Pleurotus citrinopileatus water extract has many medicinal properties including antitumor functions (Zhang et al., 1994), immune modulating activity (Minato, 2008; Minato, Laan, Ohara, & Die, 2016), antihyperglycemic function, and blood‐lipid‐lowering effect (Hu, Wang, Lien, Liaw, & Lee, 2006). Consumption of high‐fat diet can result in impaired pancreatic function of insulin secretion, leading to glucose intolerance. PWE improved the condition of the DIO mice in glucose intolerance, which is a prediabetic state of hyperglycemia that is closely associated with obesity or metabolic syndrome (Huang, Chiang, Yao, & Chiang, 2010; Zhao & Castonguay, 2017). We further found that PWE treatment reduced body weight gain in DIO mice resulting from low food intake and food efficiency ratio as well as inhibition of adipogenesis. Therefore, PWE inhibited energy intake of mice and thus slowed down the positive energy balance with aging.

The anti‐obesity function of PWE was not caused by any toxic effect evidenced by the organ indices and serum biochemical factors. We did not find any apparent pathological change in any organ examined of the mice. Although some DIO mice showed reduced organ indices of heart, lung, liver, and kidney relative to the whole‐body weight, this was likely because of increased body weight instead of dysplasia. A high‐fat diet did not cause any significant change in several enzymes including ALT, AST, ALP, and LDH. On the contrary, PWE decreased the activity of AST and LDH as well as the CREA content indicating its potentially positive effect on liver and kidney functions.

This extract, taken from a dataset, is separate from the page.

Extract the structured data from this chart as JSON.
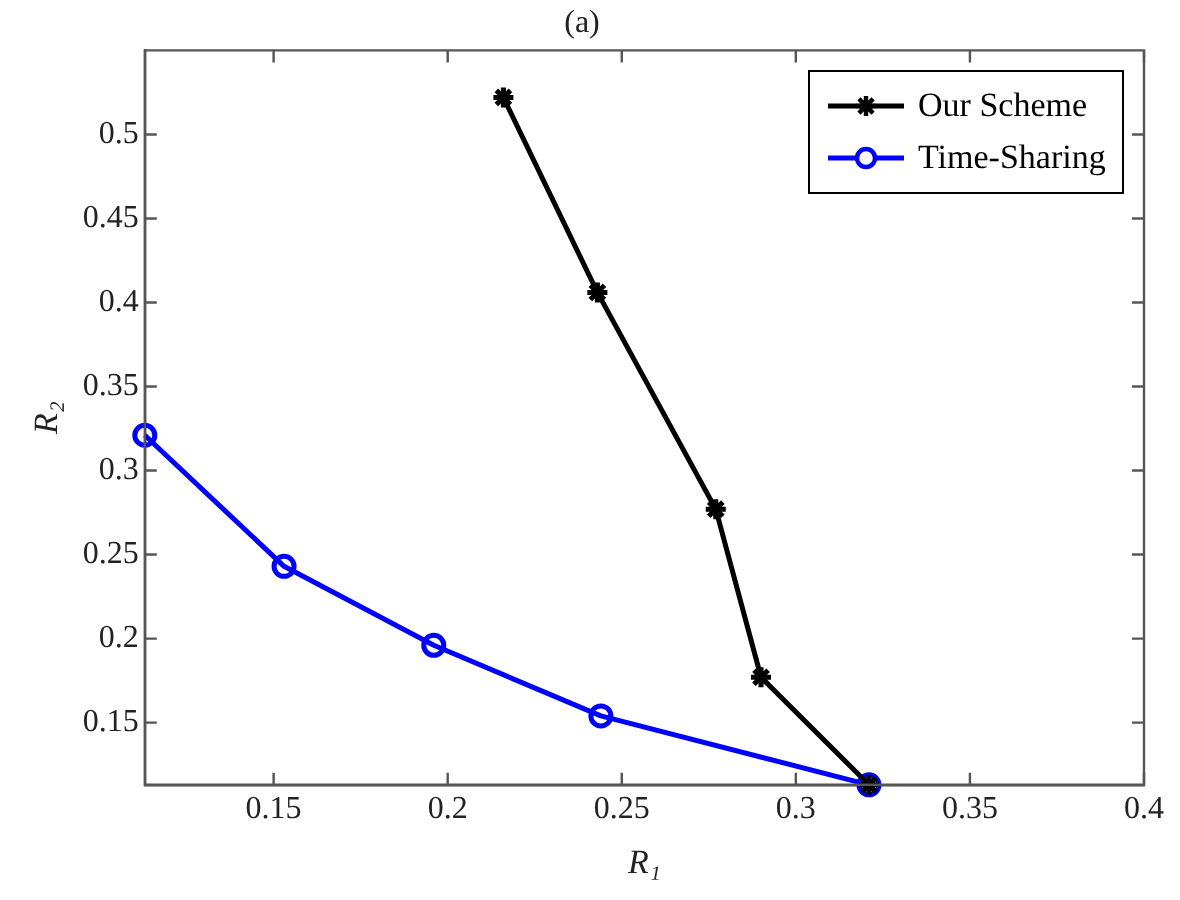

Oral administration of PWE improved lipid profile of DIO mice in a dose‐dependent way, suggesting that PWE had therapeutic potential to prevent diet‐induced hyperlipidemia. This also explained a previous report that 5% P. citrinopileatus diet decreased the atherogenic lipid profile in the hypercholesterolemic rats (Alam, Yoon, Lee, Lee, & Lee, 2011). In addition, we found the blood glucose condition including the fasting glucose level and glucose tolerance were all improved by PWE in DIO mice. This was consistent with the previous research that water‐soluble polysaccharides extracted from fermented P. citrinopileatus alleviated the diabetic symptoms of diabetic rats as well as improved lipid profile (Hu, Wang, et al., 2006).

CONCLUSIONS

Our research firstly provided evidence that the PWE had potential in the prevention of obesity and prediabetes in mice. As obesity is usually associated with compromised oxidative condition, dyslipidemia (Franssen, Monajemi, Stroes, & Kastelein, 2011; Higdon & Frei, 2003; Kose et al., 2014), and deranged immune system (de Heredia, Gómez‐Martínez, & Marcos, 2012), its anti‐obesity effect is likely to be attributable to its ability of enhancing the activities of antioxidant enzymes, promoting the expression of their isozymes (Liu, Tao, Cheng, & Zhou, 2011), and modulating the immune functions (Minato et al., 2016). However, future study is required to illuminate its anti‐obesity mechanism and further characterize the fractions in PWE.

CONFLICT OF INTEREST

The authors declare that they do not have any conflict of interest.

ETHICAL REVIEW

This study was approved by the Institutional Review Board of China Agricultural University.